Łukaszenka oskarża Ukrainę i odgraża się. "Nie dotykajcie mojego państwa"
Przywódca Białorusi Alaksandr Łukaszenka oskarżył Ukrainę o rzekome wystrzelenie rakiet na terytorium Białorusi - podała Ukraińska Prawda, powołując się na białoruską agencję państwową BiełTA i rosyjską agencja państwową RIA Nowosti.
- Jesteśmy prowokowani. Muszę wam to powiedzieć: trzy dni temu, może trochę więcej, z terytorium Ukrainy próbowali zaatakować obiekty wojskowe na terytorium Białorusi. Ale, dzięki Bogu, systemy przeciwlotnicze zdołały przechwycić wszystkie pociski, które zostały wystrzelone przez Siły Zbrojne Ukrainy - miał stwierdzić w sobotę Łukaszenka.
Groźby Łukaszenki. "Nie dotykajcie mojego państwa"
Białoruski dyktator powiedział też, że nakazał swoim siłom "wycelować w ośrodki decyzyjne w zachodnich stolicach". - Nie dotykajcie mojego państwa. Nie dotykajcie mojego narodu białoruskiego, jeśli macie jeszcze instynkt samozachowawczy - stwierdził.

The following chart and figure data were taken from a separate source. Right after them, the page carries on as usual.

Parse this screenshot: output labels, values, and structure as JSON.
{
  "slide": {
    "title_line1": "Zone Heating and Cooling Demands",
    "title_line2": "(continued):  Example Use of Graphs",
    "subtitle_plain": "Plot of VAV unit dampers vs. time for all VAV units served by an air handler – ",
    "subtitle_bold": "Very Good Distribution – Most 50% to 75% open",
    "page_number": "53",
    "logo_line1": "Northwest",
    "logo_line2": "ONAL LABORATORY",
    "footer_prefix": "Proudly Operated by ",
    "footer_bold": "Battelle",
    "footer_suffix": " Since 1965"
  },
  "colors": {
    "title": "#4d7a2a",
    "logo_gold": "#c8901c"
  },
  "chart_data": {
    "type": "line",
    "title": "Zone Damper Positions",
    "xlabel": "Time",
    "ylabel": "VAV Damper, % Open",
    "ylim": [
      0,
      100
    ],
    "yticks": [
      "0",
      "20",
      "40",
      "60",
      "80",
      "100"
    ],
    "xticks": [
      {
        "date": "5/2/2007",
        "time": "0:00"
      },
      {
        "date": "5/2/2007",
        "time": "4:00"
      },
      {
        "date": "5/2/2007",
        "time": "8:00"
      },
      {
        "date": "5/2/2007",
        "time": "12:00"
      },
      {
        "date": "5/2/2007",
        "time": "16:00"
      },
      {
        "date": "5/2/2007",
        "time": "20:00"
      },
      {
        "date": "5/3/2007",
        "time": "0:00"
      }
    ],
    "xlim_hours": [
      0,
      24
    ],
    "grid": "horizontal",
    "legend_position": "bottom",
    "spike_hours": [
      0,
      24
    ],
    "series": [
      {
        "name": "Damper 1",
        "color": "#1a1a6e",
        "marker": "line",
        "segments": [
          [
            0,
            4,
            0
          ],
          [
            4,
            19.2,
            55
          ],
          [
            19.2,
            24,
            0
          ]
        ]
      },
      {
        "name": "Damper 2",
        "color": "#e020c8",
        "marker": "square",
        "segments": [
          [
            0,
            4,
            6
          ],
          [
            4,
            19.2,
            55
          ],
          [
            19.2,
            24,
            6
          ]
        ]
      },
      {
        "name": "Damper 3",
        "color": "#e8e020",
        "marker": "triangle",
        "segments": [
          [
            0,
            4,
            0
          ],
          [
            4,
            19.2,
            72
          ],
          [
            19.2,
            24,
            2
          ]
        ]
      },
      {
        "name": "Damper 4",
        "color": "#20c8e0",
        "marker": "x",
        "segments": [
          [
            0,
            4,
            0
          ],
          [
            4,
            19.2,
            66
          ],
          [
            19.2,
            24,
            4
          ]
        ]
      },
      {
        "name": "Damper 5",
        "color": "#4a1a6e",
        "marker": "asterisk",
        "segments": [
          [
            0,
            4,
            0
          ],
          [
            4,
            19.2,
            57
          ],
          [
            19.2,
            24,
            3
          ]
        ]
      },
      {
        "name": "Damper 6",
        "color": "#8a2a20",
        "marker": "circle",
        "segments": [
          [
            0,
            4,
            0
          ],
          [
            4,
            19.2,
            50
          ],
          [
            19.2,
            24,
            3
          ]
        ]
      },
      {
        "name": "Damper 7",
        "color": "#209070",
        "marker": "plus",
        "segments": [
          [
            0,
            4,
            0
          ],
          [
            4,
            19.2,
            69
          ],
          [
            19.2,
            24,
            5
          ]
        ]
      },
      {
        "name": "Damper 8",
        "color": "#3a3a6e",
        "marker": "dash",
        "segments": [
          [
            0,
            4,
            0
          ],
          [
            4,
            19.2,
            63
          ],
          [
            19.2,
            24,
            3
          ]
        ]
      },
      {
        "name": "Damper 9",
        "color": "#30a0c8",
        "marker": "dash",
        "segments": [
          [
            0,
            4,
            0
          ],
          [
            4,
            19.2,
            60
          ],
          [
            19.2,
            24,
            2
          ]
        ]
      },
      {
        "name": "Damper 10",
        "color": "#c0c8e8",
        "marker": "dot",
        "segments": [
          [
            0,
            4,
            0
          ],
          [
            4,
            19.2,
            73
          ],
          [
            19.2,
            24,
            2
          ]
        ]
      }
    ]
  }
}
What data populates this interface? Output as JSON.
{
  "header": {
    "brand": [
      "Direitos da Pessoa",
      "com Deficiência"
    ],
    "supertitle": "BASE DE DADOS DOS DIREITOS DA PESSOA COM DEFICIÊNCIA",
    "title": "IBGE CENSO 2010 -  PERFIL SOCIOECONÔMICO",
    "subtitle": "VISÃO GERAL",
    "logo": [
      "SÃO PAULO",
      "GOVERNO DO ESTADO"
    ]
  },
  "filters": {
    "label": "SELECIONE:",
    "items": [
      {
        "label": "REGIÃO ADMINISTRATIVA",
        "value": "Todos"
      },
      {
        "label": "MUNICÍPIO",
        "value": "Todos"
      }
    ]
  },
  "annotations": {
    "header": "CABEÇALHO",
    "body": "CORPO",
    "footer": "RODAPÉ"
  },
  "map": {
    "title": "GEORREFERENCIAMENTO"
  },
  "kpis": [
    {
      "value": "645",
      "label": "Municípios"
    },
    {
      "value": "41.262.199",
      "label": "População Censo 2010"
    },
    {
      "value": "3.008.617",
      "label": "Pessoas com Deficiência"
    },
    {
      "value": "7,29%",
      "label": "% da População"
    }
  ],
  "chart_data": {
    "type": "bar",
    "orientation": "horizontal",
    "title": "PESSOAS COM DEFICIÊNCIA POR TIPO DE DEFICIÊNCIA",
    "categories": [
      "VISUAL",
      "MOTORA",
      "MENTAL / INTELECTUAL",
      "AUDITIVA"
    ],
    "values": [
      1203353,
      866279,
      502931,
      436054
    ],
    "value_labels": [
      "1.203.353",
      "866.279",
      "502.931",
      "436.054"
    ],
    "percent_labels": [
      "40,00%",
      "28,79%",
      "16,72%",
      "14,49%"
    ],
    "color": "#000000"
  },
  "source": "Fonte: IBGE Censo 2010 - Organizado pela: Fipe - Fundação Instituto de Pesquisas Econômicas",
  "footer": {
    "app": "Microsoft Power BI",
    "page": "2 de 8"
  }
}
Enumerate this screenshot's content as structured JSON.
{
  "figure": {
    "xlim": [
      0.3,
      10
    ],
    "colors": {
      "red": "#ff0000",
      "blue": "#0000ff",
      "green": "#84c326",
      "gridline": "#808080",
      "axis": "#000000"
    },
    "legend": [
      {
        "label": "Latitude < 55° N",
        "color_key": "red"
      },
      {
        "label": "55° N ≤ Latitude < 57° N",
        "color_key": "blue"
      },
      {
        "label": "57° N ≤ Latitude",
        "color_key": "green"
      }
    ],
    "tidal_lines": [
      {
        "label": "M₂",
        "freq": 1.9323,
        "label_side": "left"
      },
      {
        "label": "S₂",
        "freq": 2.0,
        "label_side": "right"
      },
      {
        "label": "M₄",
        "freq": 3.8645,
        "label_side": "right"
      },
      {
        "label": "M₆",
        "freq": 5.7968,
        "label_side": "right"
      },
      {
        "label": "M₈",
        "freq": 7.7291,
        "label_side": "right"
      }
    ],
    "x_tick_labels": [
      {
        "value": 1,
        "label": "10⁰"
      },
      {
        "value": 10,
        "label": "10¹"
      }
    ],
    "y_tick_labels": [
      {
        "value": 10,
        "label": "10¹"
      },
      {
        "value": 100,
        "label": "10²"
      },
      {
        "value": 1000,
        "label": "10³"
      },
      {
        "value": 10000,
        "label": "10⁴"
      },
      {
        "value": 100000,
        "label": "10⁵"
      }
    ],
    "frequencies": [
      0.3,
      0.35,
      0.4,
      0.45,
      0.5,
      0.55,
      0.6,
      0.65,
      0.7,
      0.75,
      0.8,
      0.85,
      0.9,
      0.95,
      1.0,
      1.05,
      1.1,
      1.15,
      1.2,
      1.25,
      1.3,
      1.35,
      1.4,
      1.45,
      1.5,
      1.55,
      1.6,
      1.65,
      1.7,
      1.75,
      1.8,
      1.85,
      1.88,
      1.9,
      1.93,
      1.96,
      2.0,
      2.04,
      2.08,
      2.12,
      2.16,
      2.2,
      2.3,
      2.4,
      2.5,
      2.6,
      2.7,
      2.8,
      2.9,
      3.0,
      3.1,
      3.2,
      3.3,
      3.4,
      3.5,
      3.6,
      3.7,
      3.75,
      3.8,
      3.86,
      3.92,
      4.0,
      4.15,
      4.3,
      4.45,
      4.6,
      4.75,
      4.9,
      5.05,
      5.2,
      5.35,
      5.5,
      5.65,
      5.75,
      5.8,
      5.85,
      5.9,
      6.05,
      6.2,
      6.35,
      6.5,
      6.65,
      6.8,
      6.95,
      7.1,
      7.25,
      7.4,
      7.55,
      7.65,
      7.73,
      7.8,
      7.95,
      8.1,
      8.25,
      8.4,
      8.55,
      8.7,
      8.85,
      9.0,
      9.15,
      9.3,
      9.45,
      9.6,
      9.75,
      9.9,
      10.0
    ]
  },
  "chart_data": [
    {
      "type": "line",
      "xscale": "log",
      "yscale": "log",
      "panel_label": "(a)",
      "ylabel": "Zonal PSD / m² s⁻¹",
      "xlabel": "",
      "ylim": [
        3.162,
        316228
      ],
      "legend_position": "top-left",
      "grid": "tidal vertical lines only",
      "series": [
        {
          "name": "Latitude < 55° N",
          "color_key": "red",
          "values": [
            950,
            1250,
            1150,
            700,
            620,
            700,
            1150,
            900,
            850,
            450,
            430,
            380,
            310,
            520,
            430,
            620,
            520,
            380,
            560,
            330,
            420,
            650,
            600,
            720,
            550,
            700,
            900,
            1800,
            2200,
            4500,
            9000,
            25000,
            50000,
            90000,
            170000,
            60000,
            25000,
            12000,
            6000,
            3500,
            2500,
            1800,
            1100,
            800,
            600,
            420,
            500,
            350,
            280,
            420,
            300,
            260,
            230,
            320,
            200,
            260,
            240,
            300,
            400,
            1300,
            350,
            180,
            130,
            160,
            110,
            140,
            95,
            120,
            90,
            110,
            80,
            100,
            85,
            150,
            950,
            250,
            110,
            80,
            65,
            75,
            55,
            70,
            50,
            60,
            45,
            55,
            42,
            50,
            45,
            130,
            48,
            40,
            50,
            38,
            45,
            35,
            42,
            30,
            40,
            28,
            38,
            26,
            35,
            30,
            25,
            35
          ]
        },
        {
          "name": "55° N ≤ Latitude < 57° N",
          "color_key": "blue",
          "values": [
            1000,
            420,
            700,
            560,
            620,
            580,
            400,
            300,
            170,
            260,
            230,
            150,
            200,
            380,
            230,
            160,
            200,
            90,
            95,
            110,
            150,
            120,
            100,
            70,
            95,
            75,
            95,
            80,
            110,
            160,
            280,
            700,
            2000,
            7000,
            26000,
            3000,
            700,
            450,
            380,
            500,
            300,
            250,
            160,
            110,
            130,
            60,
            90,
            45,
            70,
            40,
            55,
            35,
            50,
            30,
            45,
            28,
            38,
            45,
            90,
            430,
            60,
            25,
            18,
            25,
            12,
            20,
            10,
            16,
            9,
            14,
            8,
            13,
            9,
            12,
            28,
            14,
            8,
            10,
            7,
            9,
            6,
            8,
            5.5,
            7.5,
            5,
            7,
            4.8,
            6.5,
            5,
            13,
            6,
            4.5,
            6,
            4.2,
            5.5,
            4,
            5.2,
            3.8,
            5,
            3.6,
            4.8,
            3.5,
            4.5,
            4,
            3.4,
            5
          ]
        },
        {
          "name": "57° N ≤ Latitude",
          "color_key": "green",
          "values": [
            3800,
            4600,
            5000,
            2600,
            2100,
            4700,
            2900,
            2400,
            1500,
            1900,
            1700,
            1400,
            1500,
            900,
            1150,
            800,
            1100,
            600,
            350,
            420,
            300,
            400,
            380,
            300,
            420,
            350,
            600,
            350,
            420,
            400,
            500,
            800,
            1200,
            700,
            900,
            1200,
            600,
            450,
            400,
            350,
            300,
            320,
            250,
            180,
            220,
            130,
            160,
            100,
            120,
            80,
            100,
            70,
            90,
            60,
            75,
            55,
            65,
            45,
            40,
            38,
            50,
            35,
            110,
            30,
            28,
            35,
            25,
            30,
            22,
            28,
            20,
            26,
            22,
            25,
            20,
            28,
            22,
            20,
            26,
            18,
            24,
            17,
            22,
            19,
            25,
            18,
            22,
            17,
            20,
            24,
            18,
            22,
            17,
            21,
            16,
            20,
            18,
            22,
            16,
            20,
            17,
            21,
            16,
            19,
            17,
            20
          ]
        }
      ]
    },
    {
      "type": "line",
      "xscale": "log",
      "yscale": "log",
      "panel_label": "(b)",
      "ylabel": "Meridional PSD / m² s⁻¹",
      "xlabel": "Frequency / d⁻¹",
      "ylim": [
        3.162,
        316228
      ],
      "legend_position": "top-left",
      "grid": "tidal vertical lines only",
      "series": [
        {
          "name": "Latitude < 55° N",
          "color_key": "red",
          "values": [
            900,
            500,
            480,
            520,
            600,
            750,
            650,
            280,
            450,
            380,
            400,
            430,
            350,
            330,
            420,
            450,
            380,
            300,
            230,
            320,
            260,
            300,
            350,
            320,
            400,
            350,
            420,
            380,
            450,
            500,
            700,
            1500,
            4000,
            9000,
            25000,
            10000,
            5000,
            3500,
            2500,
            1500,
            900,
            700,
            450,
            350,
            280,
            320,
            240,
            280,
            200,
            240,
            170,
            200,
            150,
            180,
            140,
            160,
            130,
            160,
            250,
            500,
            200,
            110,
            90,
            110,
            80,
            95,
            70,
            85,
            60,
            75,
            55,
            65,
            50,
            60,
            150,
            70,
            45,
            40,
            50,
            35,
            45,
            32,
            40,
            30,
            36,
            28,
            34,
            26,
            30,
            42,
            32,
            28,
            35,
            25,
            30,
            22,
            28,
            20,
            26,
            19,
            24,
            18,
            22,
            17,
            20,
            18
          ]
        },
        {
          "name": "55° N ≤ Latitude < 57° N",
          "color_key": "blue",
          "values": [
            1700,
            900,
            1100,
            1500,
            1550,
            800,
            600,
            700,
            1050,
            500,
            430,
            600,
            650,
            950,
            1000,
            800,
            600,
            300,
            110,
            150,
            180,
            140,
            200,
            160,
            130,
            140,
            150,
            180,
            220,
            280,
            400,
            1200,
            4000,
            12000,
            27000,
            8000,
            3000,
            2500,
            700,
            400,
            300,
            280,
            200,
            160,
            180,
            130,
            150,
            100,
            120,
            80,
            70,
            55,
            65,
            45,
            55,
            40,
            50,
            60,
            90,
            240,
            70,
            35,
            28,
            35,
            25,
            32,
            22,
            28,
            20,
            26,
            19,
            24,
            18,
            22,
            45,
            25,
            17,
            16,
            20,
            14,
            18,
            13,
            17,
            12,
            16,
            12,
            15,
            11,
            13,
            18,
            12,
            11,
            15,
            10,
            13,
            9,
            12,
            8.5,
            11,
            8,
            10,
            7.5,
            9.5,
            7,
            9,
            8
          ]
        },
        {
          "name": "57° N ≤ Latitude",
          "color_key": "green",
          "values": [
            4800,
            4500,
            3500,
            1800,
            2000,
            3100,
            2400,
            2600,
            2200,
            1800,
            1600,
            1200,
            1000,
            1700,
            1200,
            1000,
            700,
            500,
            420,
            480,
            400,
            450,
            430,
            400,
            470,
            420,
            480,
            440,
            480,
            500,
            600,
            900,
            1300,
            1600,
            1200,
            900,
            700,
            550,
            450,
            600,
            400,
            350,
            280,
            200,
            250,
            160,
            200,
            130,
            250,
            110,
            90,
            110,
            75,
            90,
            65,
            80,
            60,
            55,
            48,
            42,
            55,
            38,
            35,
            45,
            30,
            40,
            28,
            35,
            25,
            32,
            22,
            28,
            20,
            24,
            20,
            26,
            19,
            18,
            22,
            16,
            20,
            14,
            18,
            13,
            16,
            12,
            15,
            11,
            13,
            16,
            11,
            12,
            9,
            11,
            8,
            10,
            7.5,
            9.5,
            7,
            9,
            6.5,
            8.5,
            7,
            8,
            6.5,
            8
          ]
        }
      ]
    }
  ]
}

Samozwańczy prezydent zapewnił jednocześnie, że Białoruś nie dąży do walki w Ukrainie, a jego kraj "absolutnie nie potrzebuje" tej wojny. - Zapewniam pod przysięgą: ani jeden żołnierz Białorusi nie walczy na terytorium Ukrainy - przekonywał, cytowany przez Ukraińską Prawdę.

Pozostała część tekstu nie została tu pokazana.